This section is from the book "The Table: How To Buy Food, How to Cook It, and How to Serve It", by Alessandro Filippini. Also available from Amazon: The Table: How To Buy Food, How To Cook It And How To Serve It.
Boil in a saucepan one pint of milk with half a vanilla-bean; put in a vessel half a pound of powdered sugar, and six egg yolks, and with a spatula mix thoroughly for ten minutes; then add it to the boiling milk, stirring for two minutes longer, and pour the whole into a copper basin, placing it on a moderate stove to heat for five minutes, stirring at the bottom continually with the spatula, and being careful not to let it boil. Remove from off the fire, place it on a table, and add immediately one pint of sweet cream, still mixing it for two minutes more; let cool off for thirty minutes, then strain through a sieve into an ice-cream freezer; put on the lid, and lay it in an ice-cream tub, filling the freezer all round with broken ice, mixed slightly with rock-salt; then turn the handle on the cover as briskly as possible for three minutes. Lift up the lid, and with a wooden spoon detach the cream from all around the freezer, and the bottom as well. Re-cover it, and turn the handle sharply for three minutes more; uncover, and detach the cream the same as before, being careful that no ice or salt drops in. Put the lid on, and repeat the same three times more. The ice-cream should by this time be quite firm, so have a cold dessert-dish with a folded napkin, dress the ice-cream over, and send to the table.

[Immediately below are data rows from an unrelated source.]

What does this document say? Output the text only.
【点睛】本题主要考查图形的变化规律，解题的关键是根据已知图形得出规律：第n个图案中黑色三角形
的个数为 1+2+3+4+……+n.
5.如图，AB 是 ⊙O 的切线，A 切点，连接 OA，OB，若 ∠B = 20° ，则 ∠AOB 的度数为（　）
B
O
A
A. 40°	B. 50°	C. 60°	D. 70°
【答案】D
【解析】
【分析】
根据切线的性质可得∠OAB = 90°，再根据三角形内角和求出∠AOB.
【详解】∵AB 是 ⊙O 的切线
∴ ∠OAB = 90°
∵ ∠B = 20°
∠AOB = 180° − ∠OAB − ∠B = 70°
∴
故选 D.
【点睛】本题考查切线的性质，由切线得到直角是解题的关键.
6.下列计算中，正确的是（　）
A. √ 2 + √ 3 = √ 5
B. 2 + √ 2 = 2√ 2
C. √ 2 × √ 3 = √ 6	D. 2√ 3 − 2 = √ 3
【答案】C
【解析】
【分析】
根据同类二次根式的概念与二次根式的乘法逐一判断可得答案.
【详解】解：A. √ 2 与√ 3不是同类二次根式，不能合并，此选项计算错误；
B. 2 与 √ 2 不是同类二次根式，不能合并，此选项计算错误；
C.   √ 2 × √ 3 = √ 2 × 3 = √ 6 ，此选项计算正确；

This same ice-cream can be formed into a single brick by having a brick-shaped form, filling it with the cream, and pressing it down quickly with a spoon; cover closely, being careful that the form is completely filled, so that no salted water can penetrate into it. Put broken ice at the bottom of a pail, mixing in a little rock-salt, lay the form on top, covering it entirely with broken ice and salt; let freeze for one hour, remove, and bathe it in a vessel containing lukewarm water; wash off the ice and salt that adhere, and lift it out as quickly as possible; remove the cover, and turn it on a dessert-dish with a folded napkin, lift up the mold, and send the ice-cream to the table.